Stars: Jodie Foster, John C Reilly, Christoph Waltz, Kate Winslet, Elvis Polanski, Elliott Berger

Director: Roman Polanski

Apart from the brief opening scene – a long shot where one boy (Elvis Polanski) slugs the other – ‘Carnage’, adapted by Yasmina Reza and Roman Polanski from Reza’s internationally successful stage play ‘God of Carnage', takes place entirely inside the apartment of Foster and Reilly who are the parents of the lad who punched Winslet and Waltz’s young son.

Despite the restricted set(s) (effectively designed by Dean Tavoularis) it’s to Polanski’s credit that ‘Carnage’ rarely seems stagy.
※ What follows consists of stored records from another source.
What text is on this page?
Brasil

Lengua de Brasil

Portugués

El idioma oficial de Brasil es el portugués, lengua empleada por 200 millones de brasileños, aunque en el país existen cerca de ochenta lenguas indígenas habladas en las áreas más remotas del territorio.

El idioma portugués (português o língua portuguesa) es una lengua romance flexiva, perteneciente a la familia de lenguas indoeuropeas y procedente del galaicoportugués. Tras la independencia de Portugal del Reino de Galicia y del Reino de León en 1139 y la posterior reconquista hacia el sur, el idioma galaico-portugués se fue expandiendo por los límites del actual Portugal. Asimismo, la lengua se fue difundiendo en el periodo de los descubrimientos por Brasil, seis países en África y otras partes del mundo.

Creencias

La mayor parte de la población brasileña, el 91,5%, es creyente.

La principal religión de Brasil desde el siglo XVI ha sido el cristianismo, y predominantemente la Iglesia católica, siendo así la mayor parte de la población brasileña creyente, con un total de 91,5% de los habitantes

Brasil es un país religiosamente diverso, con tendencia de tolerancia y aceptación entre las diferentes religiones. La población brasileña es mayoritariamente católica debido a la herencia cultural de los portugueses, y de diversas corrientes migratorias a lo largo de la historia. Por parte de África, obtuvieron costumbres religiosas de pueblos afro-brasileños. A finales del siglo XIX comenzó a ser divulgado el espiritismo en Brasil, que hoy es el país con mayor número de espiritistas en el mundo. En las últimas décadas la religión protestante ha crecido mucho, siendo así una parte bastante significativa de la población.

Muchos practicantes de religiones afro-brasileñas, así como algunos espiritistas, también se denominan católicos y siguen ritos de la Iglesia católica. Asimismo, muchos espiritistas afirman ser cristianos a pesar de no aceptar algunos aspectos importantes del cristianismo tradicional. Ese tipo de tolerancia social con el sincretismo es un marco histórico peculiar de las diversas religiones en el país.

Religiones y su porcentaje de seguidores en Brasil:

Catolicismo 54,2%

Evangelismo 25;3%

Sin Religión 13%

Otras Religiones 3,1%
Actors and camera move effortlessly but happily without auteuristic flourishes from cinematographer Pawel Edelman so that you listen and watch intently as what begins as a polite visit by Winslet and Waltz to ask for an apology slowly and convincingly transforms into an increasingly unpleasant liquor-fuelled confrontation that strips the masks of good manners from its middle-class protagonists.

Fuelled by alcohol, escalating unpleasantness, verbal and visual, breaks out between the four with Winslet (with a perfect American accent) taking the lead after eating Foster’s home-made cobbler by vomiting vigorously over the cobbler dish and worse still, over Foster and Reilly’s beloved art magazines. A quartet of fine performances brings the characters potently to life – yoghurt-weaving type Foster, somewhat brutish Reilly, initially refined Winslet and Waltz, who spends more time on his cellphone conducting business than in engaging in the verbal warfare raging around him.

Echoes of ‘Who’s Afraid of Virginia Woolf?' are redolent and obvious. That said ‘Carnage’ has the edge on Albee’s screenplay and Mike Nichols’ direction of the film since here the performances are credible and compelling whereas in the over-lauded 1966 film Elizabeth Taylor and Richard Burton as the sparring spouses overdid it in the manner of desperate rep actors. (I was fortunate enough to see the definitive performances by Uta Hagen and Arthur Hill on stage in London in 2006).

Alan Frank

USA 2011. UK Distributor: StudioCanal. Duboicolor.
80 minutes. Widescreen. UK certificate: 15.

Guidance ratings (out of 3): Sex/nudity 0, Violence/Horror 0, Drugs 0, Swearing 2.